De conformidad con el art. 901 LECriminal, procede la declaración de oficio de las costas causadas.

III.

FALLO

Que debemos declarar y declaramos HABER LUGAR al recurso de casación formalizado por la representación de Luis Manuel contra la sentencia de la Sección II de la Audiencia Provincial de Castellón de la Plana, de fecha 14 de Junio de 2003, la que casamos y anulamos, y acordamos con devolución de la causa a dicha Audiencia, que otro Tribunal compuesto por otros Magistrados proceda a la celebración de nueva Vista previa la práctica solicitada por la defensa que fue indebidamente denegada, con declaración de las costas de oficio.

Notifíquese esta resolución a las partes, y póngase en conocimiento de la Audiencia Provincial de Castellón de la Plana, Sección II, con devolución de la causa a esta última e interesando acuse de recibo.

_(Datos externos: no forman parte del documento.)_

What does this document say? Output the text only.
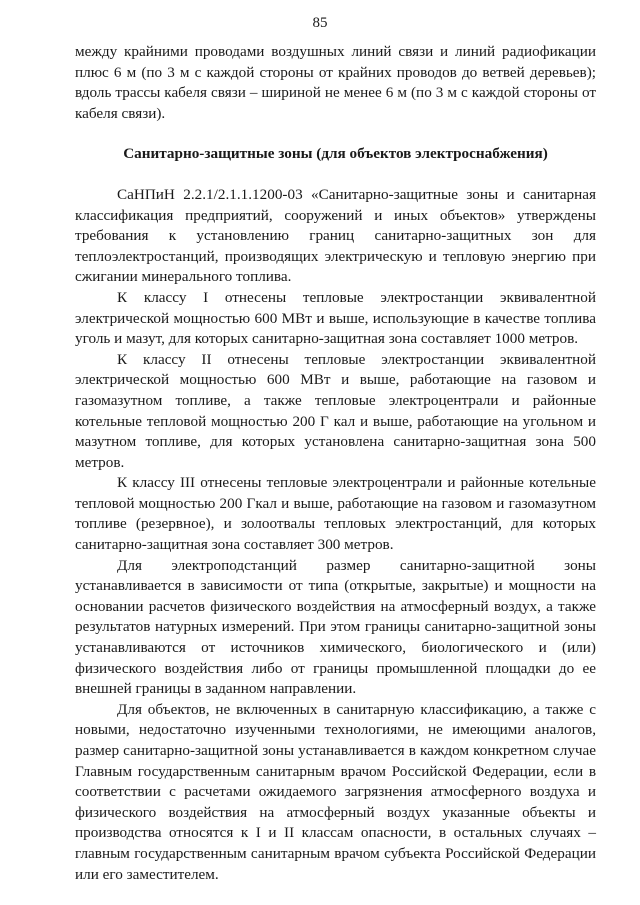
85

между крайними проводами воздушных линий связи и линий радиофикации плюс 6 м (по 3 м с каждой стороны от крайних проводов до ветвей деревьев); вдоль трассы кабеля связи – шириной не менее 6 м (по 3 м с каждой стороны от кабеля связи).

Санитарно-защитные зоны (для объектов электроснабжения)

СаНПиН 2.2.1/2.1.1.1200-03 «Санитарно-защитные зоны и санитарная классификация предприятий, сооружений и иных объектов» утверждены требования к установлению границ санитарно-защитных зон для теплоэлектростанций, производящих электрическую и тепловую энергию при сжигании минерального топлива.

К классу I отнесены тепловые электростанции эквивалентной электрической мощностью 600 МВт и выше, использующие в качестве топлива уголь и мазут, для которых санитарно-защитная зона составляет 1000 метров.

К классу II отнесены тепловые электростанции эквивалентной электрической мощностью 600 МВт и выше, работающие на газовом и газомазутном топливе, а также тепловые электроцентрали и районные котельные тепловой мощностью 200 Г кал и выше, работающие на угольном и мазутном топливе, для которых установлена санитарно-защитная зона 500 метров.

К классу III отнесены тепловые электроцентрали и районные котельные тепловой мощностью 200 Гкал и выше, работающие на газовом и газомазутном топливе (резервное), и золоотвалы тепловых электростанций, для которых санитарно-защитная зона составляет 300 метров.

Для электроподстанций размер санитарно-защитной зоны устанавливается в зависимости от типа (открытые, закрытые) и мощности на основании расчетов физического воздействия на атмосферный воздух, а также результатов натурных измерений. При этом границы санитарно-защитной зоны устанавливаются от источников химического, биологического и (или) физического воздействия либо от границы промышленной площадки до ее внешней границы в заданном направлении.

Для объектов, не включенных в санитарную классификацию, а также с новыми, недостаточно изученными технологиями, не имеющими аналогов, размер санитарно-защитной зоны устанавливается в каждом конкретном случае Главным государственным санитарным врачом Российской Федерации, если в соответствии с расчетами ожидаемого загрязнения атмосферного воздуха и физического воздействия на атмосферный воздух указанные объекты и производства относятся к I и II классам опасности, в остальных случаях – главным государственным санитарным врачом субъекта Российской Федерации или его заместителем.
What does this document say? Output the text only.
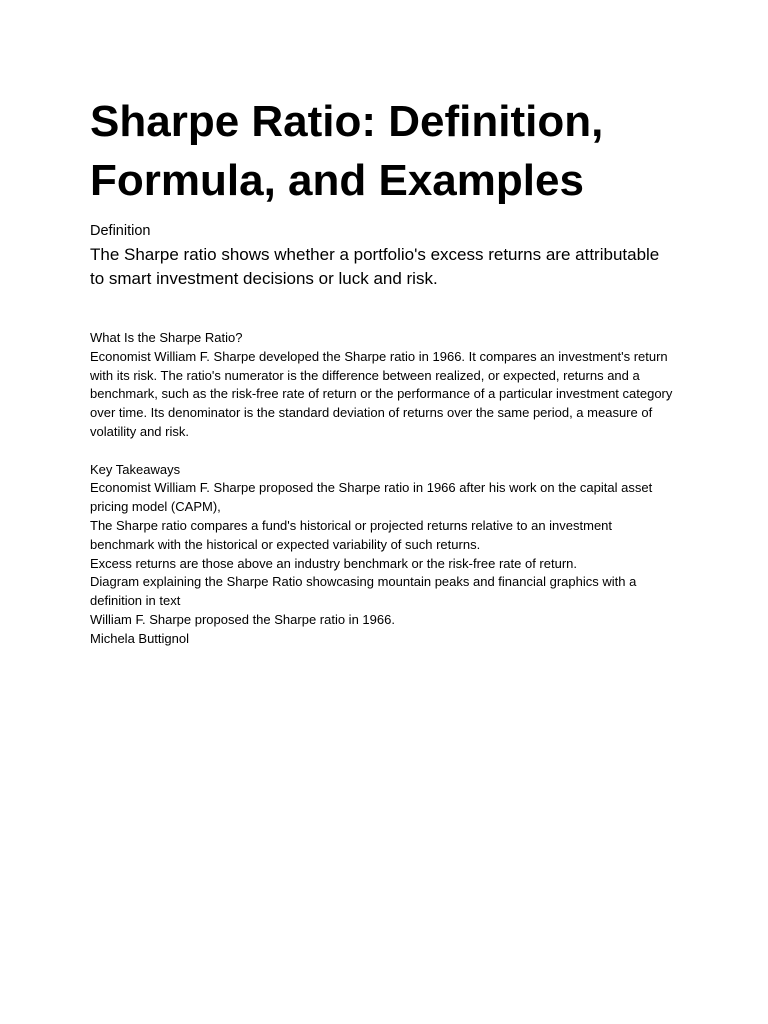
Sharpe Ratio: Definition, Formula, and Examples
Definition
The Sharpe ratio shows whether a portfolio's excess returns are attributable to smart investment decisions or luck and risk.

What Is the Sharpe Ratio?

Economist William F. Sharpe developed the Sharpe ratio in 1966. It compares an investment's return with its risk. The ratio's numerator is the difference between realized, or expected, returns and a benchmark, such as the risk-free rate of return or the performance of a particular investment category over time. Its denominator is the standard deviation of returns over the same period, a measure of volatility and risk.

Key Takeaways

Economist William F. Sharpe proposed the Sharpe ratio in 1966 after his work on the capital asset pricing model (CAPM),

The Sharpe ratio compares a fund's historical or projected returns relative to an investment benchmark with the historical or expected variability of such returns.

Excess returns are those above an industry benchmark or the risk-free rate of return.

Diagram explaining the Sharpe Ratio showcasing mountain peaks and financial graphics with a definition in text

William F. Sharpe proposed the Sharpe ratio in 1966.

Michela Buttignol
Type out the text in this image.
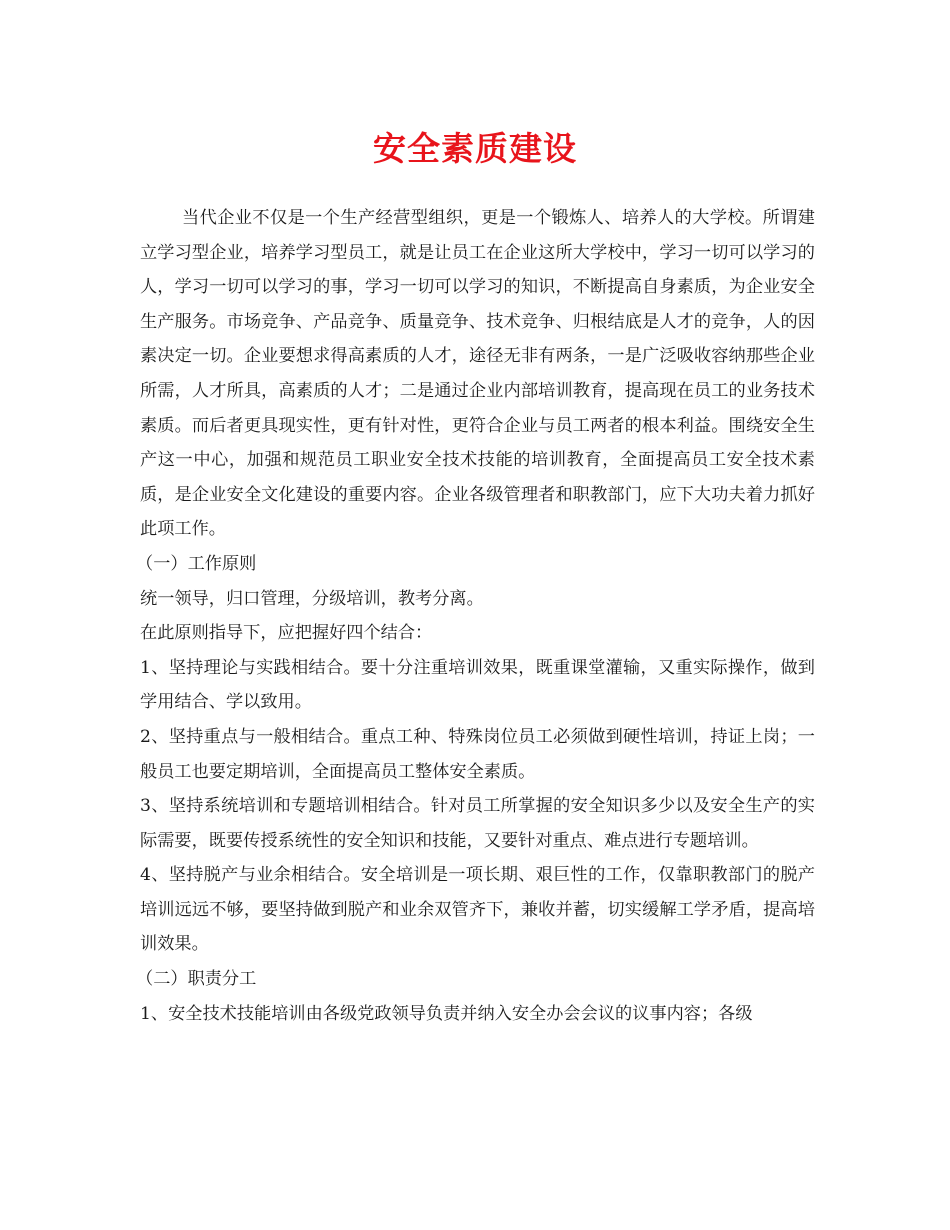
安全素质建设

当代企业不仅是一个生产经营型组织，更是一个锻炼人、培养人的大学校。所谓建立学习型企业，培养学习型员工，就是让员工在企业这所大学校中，学习一切可以学习的人，学习一切可以学习的事，学习一切可以学习的知识，不断提高自身素质，为企业安全生产服务。市场竞争、产品竞争、质量竞争、技术竞争、归根结底是人才的竞争，人的因素决定一切。企业要想求得高素质的人才，途径无非有两条，一是广泛吸收容纳那些企业所需，人才所具，高素质的人才；二是通过企业内部培训教育，提高现在员工的业务技术素质。而后者更具现实性，更有针对性，更符合企业与员工两者的根本利益。围绕安全生产这一中心，加强和规范员工职业安全技术技能的培训教育，全面提高员工安全技术素质，是企业安全文化建设的重要内容。企业各级管理者和职教部门，应下大功夫着力抓好此项工作。

（一）工作原则

统一领导，归口管理，分级培训，教考分离。

在此原则指导下，应把握好四个结合：

1、坚持理论与实践相结合。要十分注重培训效果，既重课堂灌输，又重实际操作，做到学用结合、学以致用。

2、坚持重点与一般相结合。重点工种、特殊岗位员工必须做到硬性培训，持证上岗；一般员工也要定期培训，全面提高员工整体安全素质。

3、坚持系统培训和专题培训相结合。针对员工所掌握的安全知识多少以及安全生产的实际需要，既要传授系统性的安全知识和技能，又要针对重点、难点进行专题培训。

4、坚持脱产与业余相结合。安全培训是一项长期、艰巨性的工作，仅靠职教部门的脱产培训远远不够，要坚持做到脱产和业余双管齐下，兼收并蓄，切实缓解工学矛盾，提高培训效果。

（二）职责分工

1、安全技术技能培训由各级党政领导负责并纳入安全办会会议的议事内容；各级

Así por esta nuestra sentencia, que se publicará en la Colección Legislativa lo pronunciamos, mandamos y firmamos Joaquín Giménez García José Ramón Soriano Soriano Luis-Román Puerta Luis

PUBLICACION.- Leida y publicada ha sido la anterior sentencia por el Magistrado Ponente Excmo. Sr. D Joaquín Giménez García , estando celebrando audiencia pública en el día de su fecha la Sala Segunda del Tribunal Supremo, de lo que como Secretario certifico.